In 1911, more than 90 percent of Little Italy’s residents were Italian-born. Angelo Vitantonio invented the first hand-cranked pasta machine here in 1906. And the neighborhood is still known for its authentic Italian restaurants, most focusing on the cuisine of Italy’s southern regions.

“Moligia, Napoli, and southern Italy, Calabria and Sicily,” says Francesca Mignosa, who works for Cirino.

“Usually, southern immigrants left Italy for hope and a better life in America.”

Mignosa came to Cleveland from her native Sicily for college a few years ago.
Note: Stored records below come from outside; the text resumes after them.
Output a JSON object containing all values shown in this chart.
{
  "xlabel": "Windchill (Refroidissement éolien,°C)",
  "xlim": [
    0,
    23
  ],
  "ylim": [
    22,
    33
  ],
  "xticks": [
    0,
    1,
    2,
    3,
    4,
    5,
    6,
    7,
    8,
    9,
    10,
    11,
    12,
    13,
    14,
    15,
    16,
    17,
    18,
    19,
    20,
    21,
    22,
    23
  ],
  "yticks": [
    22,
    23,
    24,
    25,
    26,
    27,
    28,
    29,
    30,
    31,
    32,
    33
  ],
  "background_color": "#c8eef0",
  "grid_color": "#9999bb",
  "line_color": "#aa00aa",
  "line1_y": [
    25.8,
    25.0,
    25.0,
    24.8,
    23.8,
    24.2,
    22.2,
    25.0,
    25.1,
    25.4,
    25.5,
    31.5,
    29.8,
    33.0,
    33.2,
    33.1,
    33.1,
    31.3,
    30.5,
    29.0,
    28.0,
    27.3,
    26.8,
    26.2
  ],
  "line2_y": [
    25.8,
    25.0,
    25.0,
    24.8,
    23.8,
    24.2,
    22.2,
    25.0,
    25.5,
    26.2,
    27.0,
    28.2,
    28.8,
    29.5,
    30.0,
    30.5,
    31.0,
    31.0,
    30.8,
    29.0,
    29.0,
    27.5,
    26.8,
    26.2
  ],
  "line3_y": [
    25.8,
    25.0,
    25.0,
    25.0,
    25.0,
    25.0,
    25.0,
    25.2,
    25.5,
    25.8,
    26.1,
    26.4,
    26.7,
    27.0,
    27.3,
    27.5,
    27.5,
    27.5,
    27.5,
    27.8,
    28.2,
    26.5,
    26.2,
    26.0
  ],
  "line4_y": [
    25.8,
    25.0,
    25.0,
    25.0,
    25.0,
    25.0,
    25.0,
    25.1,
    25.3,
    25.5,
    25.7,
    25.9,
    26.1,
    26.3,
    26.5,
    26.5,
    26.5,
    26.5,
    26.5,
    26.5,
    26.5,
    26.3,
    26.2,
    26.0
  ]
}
She stops in front of Holy Rosary Church, which holds outdoor processions during the four-day street festival for the Feast of Assumption in mid-August.

Mignosa says for Cleveland’s Italian-Americans, religion and education go hand in hand.
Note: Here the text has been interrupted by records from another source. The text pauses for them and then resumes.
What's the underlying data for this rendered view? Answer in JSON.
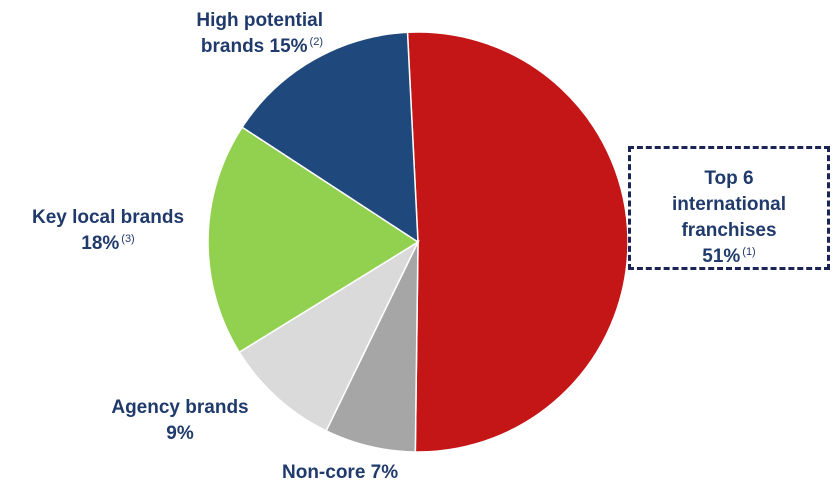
{
  "chart_data": {
    "type": "pie",
    "categories": [
      "Top 6 international franchises",
      "Non-core",
      "Agency brands",
      "Key local brands",
      "High potential brands"
    ],
    "values": [
      51,
      7,
      9,
      18,
      15
    ],
    "colors": [
      "#c41617",
      "#a6a6a6",
      "#dadada",
      "#92d050",
      "#1f497d"
    ],
    "labels": {
      "top6": {
        "line1": "Top 6",
        "line2": "international",
        "line3": "franchises",
        "pct": "51%",
        "note": "(1)"
      },
      "noncore": {
        "line1": "Non-core 7%"
      },
      "agency": {
        "line1": "Agency brands",
        "line2": "9%"
      },
      "keylocal": {
        "line1": "Key local brands",
        "line2": "18%",
        "note": "(3)"
      },
      "high": {
        "line1": "High potential",
        "line2": "brands 15%",
        "note": "(2)"
      }
    }
  }
}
“Education is a constant and we’re in front of the Montessori School of Holy Rosary. Maria Montessori was an Italian educator that came to the U.S. And established this new way of teaching or educating which was not actually based on structure, but following a child’s own development.”

After the unification of Italy, more than 25-thousand immigrants fled to Cleveland, escaping extreme poverty. The story of that immigration is told in a mural on the lower end of Mayfield Road.

At the top of the street is Alta House, a settlement house founded in 1895 by John D. Rockefeller. Here local residents still play bocce, a bowling game that dates back to Roman times.

“Something about why they still like playing it!”

By the 1920′s there were six Italian neighborhoods in Cleveland. Many immigrants were skilled bricklayers and masons.

Pamela Dorazio-Dean, associate curator of Italian-American History at the Western Reserve Historical Society, says Cleveland’s Italian immigrant stonemasons literally helped build the city.

“People look at buildings like Severance Hall everyday, they go and admire the beauty of the building, not realizing that it was an Italian immigrant who helped beautify the city.”

Another Italian tradition has made its way here as well: the evening stroll.

“After 6 o’clock or after dinner, la passgiata allungo ligura, along the sea, or in the in the main piazza or estrada principale, the main street,” says Francesca Mignosa. “And I think it also goes back to the concept of enjoying La Dolce Vita, which in American means, the sweet life.”

Enjoying life in Little Italy is a year-round affair. In October, the neighborhood hosts a Columbus Day Parade with marching bands and the floats featuring Italian-American clubs. And Little Italy’s many galleries sponsor annual artwalks in June, October, and December.